Musée d'art de Chichu

Musée d'Art de Chichu

 

Tadao Ando imagine également un drôle de musée-hôtel, la Benesse House, synthèse de spiritualité japonaise et de coulée de béton poli, qui abritera le début de la collection (Giacometti, Hockney, Richard Long, Nam June Paik...), ainsi que des chambres sobres et lumineuses pour les visiteurs. Et des visiteurs, il y en aura : déjà 500 000 chaque année pour 4 000 habitants. Des personnes âgées, pour la plupart, immédiatement impliquées dans le projet et chargées de guider les visiteurs sur cette ile qui ressemble un peu à celle de la série Le Prisonnier.

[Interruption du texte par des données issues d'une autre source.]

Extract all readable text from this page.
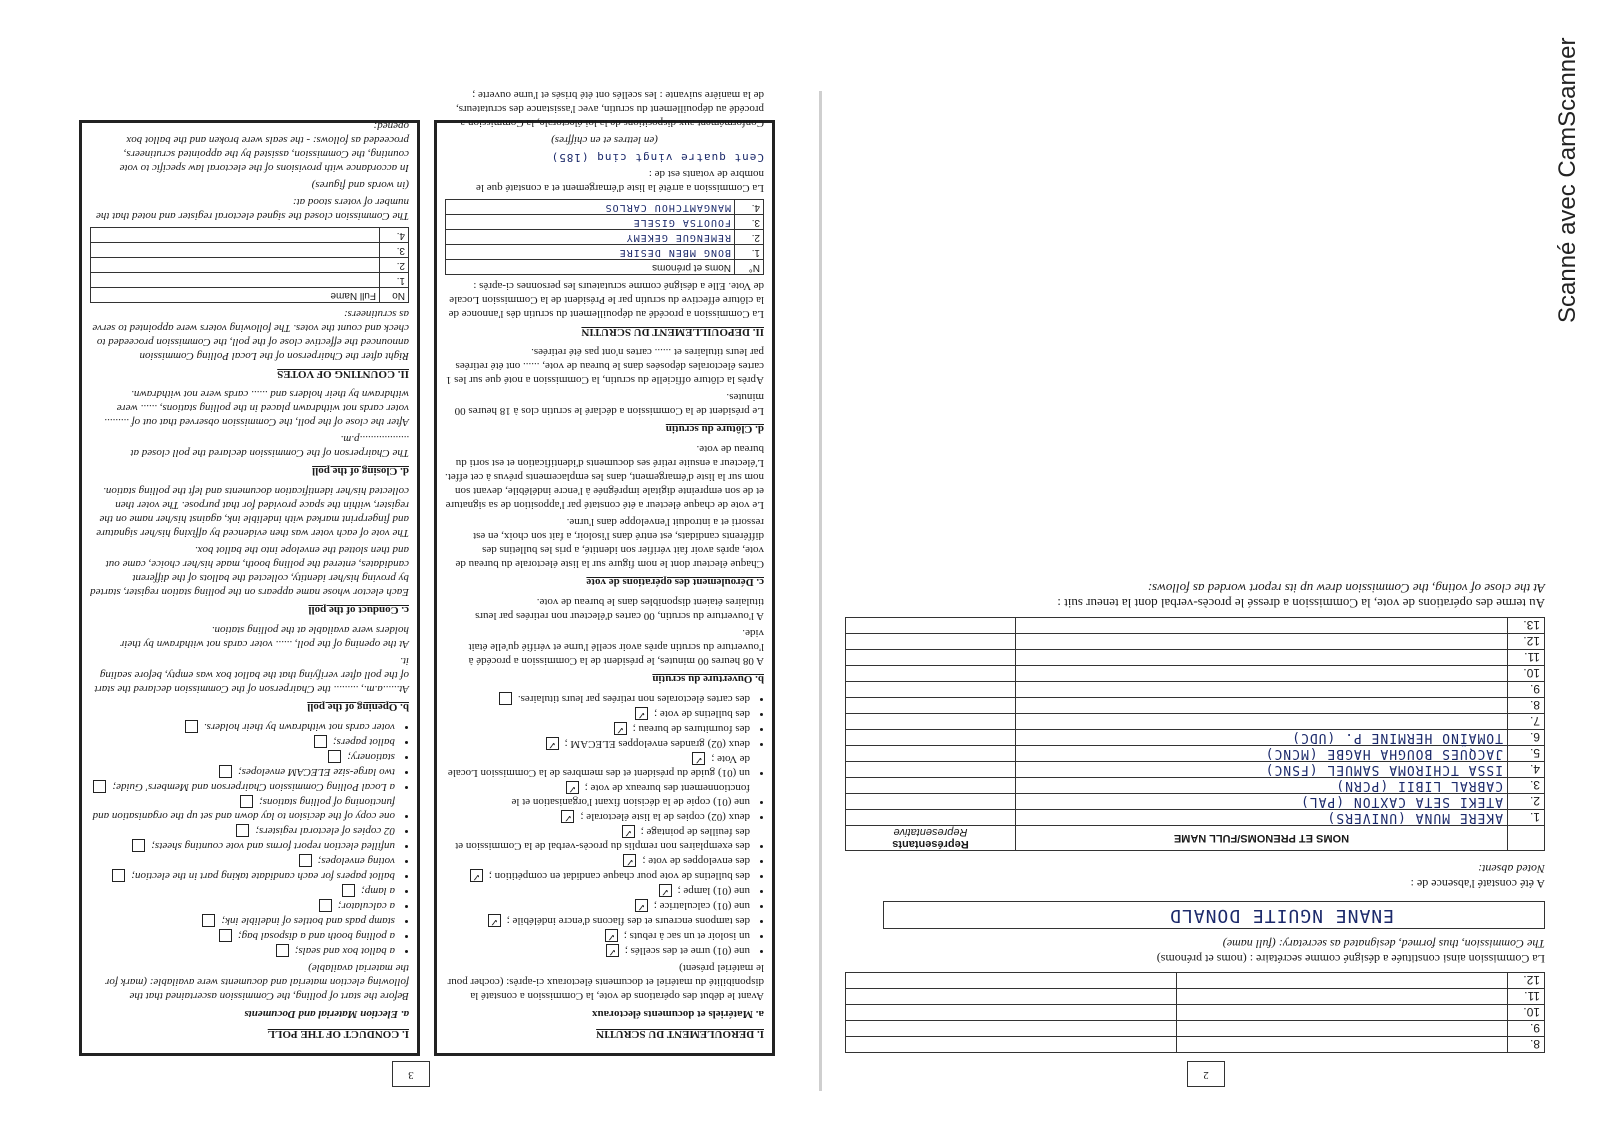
Scanné avec CamScanner
2
8.		
9.		
10.		
11.		
12.		
La Commission ainsi constituée a désigné comme secrétaire : (noms et prénoms)
The Commission, thus formed, designated as secretary: (full name)
ENANE NGUITE DONALD
A été constaté l'absence de :
Noted absent:
	NOMS ET PRENOMS/FULL NAME	Représentants
Representative
1.	AKERE MUNA (UNIVERS)	
2.	ATEKI SETA CAXTON (PAL)	
3.	CABRAL LIBII (PCRN)	
4.	ISSA TCHIROMA SAMUEL (FSNC)	
5.	JACQUES BOUGHA HAGBE (MCNC)	
6.	TOMAÏNO HERMINE P. (UDC)	
7.		
8.		
9.		
10.		
11.		
12.		
13.		
Au terme des opérations de vote, la Commission a dressé le procès-verbal dont la teneur suit :
At the close of voting, the Commission drew up its report worded as follows:
3
I. DEROULEMENT DU SCRUTIN
a. Matériels et documents électoraux

Avant le début des opérations de vote, la Commission a constaté la disponibilité du matériel et documents électoraux ci-après: (cocher pour le matériel présent)

• une (01) urne et des scellés ;✓
• un isoloir et un sac à rebuts ;✓
• des tampons encreurs et des flacons d'encre indélébile ;✓
• une (01) calculatrice ;✓
• une (01) lampe ;✓
• des bulletins de vote pour chaque candidat en compétition ;✓
• des enveloppes de vote ;✓
• des exemplaires non remplis du procès-verbal de la Commission et des feuilles de pointage ;✓
• deux (02) copies de la liste électorale ;✓
• une (01) copie de la décision fixant l'organisation et le fonctionnement des bureaux de vote ;✓
• un (01) guide du président et des membres de la Commission Locale de Vote ;✓
• deux (02) grandes enveloppes ELECAM ;✓
• des fournitures de bureau ;✓
• des bulletins de vote ;✓
• des cartes électorales non retirées par leurs titulaires.
b. Ouverture du scrutin

A 08 heures 00 minutes, le président de la Commission a procédé à l'ouverture du scrutin après avoir scellé l'urne et vérifié qu'elle était vide.

A l'ouverture du scrutin, 00 cartes d'électeur non retirées par leurs titulaires étaient disponibles dans le bureau de vote.

c. Déroulement des opérations de vote

Chaque électeur dont le nom figure sur la liste électorale du bureau de vote, après avoir fait vérifier son identité, a pris les bulletins des différents candidats, est entré dans l'isoloir, a fait son choix, en est ressorti et a introduit l'enveloppe dans l'urne.

Le vote de chaque électeur a été constaté par l'apposition de sa signature et de son empreinte digitale imprégnée à l'encre indélébile, devant son nom sur la liste d'émargement, dans les emplacements prévus à cet effet. L'électeur a ensuite retiré ses documents d'identification et est sorti du bureau de vote.

d. Clôture du scrutin

Le président de la Commission a déclaré le scrutin clos à 18 heures 00 minutes.

Après la clôture officielle du scrutin, la Commission a noté que sur les 1 cartes électorales déposées dans le bureau de vote, ...... ont été retirées par leurs titulaires et ...... cartes n'ont pas été retirées.

II. DEPOUILLEMENT DU SCRUTIN

La Commission a procédé au dépouillement du scrutin dès l'annonce de la clôture effective du scrutin par le Président de la Commission Locale de Vote. Elle a désigné comme scrutateurs les personnes ci-après :

N°	Noms et prénoms
1.	BONG MBEN DESIRE
2.	REMENGUE GEKEMY
3.	FOUOTSA GISELE
4.	MANGAMTCHOU CARLOS

La Commission a arrêté la liste d'émargement et a constaté que le nombre de votants est de :

Cent quatre vingt cinq (185)

(en lettres et en chiffres)

Conformément aux dispositions de la loi électorale, la Commission a procédé au dépouillement du scrutin, avec l'assistance des scrutateurs, de la manière suivante : les scellés ont été brisés et l'urne ouverte ;

I. CONDUCT OF THE POLL
a. Election Material and Documents

Before the start of polling, the Commission ascertained that the following election material and documents were available: (mark for the material available)

• a ballot box and seals;
• a polling booth and a disposal bag;
• stamp pads and bottles of indelible ink;
• a calculator;
• a lamp;
• ballot papers for each candidate taking part in the election;
• voting envelopes;
• unfilled election report forms and vote counting sheets;
• 02 copies of electoral registers;
• one copy of the decision to lay down and set up the organisation and functioning of polling stations;
• a Local Polling Commission Chairperson and Members' Guide;
• two large-size ELECAM envelopes;
• stationery;
• ballot papers;
• voter cards not withdrawn by their holders.
b. Opening of the poll

At......a.m., ......... the Chairperson of the Commission declared the start of the poll after verifying that the ballot box was empty, before sealing it.

At the opening of the poll, ...... voter cards not withdrawn by their holders were available at the polling station.

c. Conduct of the poll

Each elector whose name appears on the polling station register, started by proving his/her identity, collected the ballots of the different candidates, entered the polling booth, made his/her choice, came out and then slotted the envelope into the ballot box.

The vote of each voter was then evidenced by affixing his/her signature and fingerprint marked with indelible ink, against his/her name on the register, within the space provided for that purpose. The voter then collected his/her identification documents and left the polling station.

d. Closing of the poll

The Chairperson of the Commission declared the poll closed at ..................p.m.

After the close of the poll, the Commission observed that out of ......... voter cards not withdrawn placed in the polling stations, ...... were withdrawn by their holders and ...... cards were not withdrawn.

II. COUNTING OF VOTES

Right after the Chairperson of the Local Polling Commission announced the effective close of the poll, the Commission proceeded to check and count the votes. The following voters were appointed to serve as scrutineers:

No	Full Name
1.	
2.	
3.	
4.	

The Commission closed the signed electoral register and noted that the number of voters stood at:

(in words and figures)

In accordance with provisions of the electoral law specific to vote counting, the Commission, assisted by the appointed scrutineers, proceeded as follows: - the seals were broken and the ballot box opened;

Un troisième musée, le Lee Ufan Museum, dédié au célèbre philosophe-plasticien sud-coréen, viendra s'ajouter avant que l'épidémie ne gagne une dizaine d'iles voisines. Inujima et Teshima ont à leur tour accueilli des musées et investi des friches industrielles. Puis, le projet a contaminé cabanes de pêcheurs, maisons traditionnelles du XIXe siècle désertées et sanctuaires shinto délaissés, confiés à des artistes d'envergure internationale tels Hiroshi Sugimoto ou Tatsuo Miyajima. L'empire du mécène continue de se répandre en cercles excentriques, colonisant les rochers voisins pour accueillir la Triennale de Setouchi, semant installations et œuvres sur les grèves, dans la nature et dans les villages de pêcheurs. Toute la délicatesse consistant à les intégrer dans la rusticité du paysage. Ainsi dispersée, l'incroyable collection compose le musée le plus singulier du monde. Il se parcourt en faisant du "saute-ferry", en fréquentant de minuscules restaurants qui servent du poulpe grillé et des anchois produits sur place et en apprivoisant l'idée de la lenteur. Chaque ile est unique, chaque traversée un émerveillement, chaque guide une rencontre. Magique. L'utopie est devenue une réalité.

 

In the mood

À une heure de Kyoto ou Osaka, apparaît la mer intérieure de Seto, et ce calme inespéré si près des mégalopoles. Les possibilités y sont multiples. Naoshima, Inujima et Teshima forment un archipel dédié à l'art contemporain, la nature et l'architecture. Durant la Triennale de Setouchi, on navigue d'ile en île, de musées-sanctuaires en maisons-galeries, savourant l'environnement et les œuvres de land art disséminées à travers les rizières. L'île de Miyajima offre, elle, une aventure plus spirituelle. On vous prévient : sur cette "ile sanctuaire", il est interdit de naître ou de mourir ! On chemine jusqu'au sommet du mont Misen pour admirer un panorama époustouflant : les érables du Momijidani Park, le célèbre torii flottant ou le temple Daisho-in. Pour le coucher de soleil, arrêtez-vous sur l'île de Shodoshima et sa "route des anges", un banc de sable reliant deux îlots. Selon la légende, traverser cette route main dans la main garantirait un bonheur éternel... Romantisme assuré !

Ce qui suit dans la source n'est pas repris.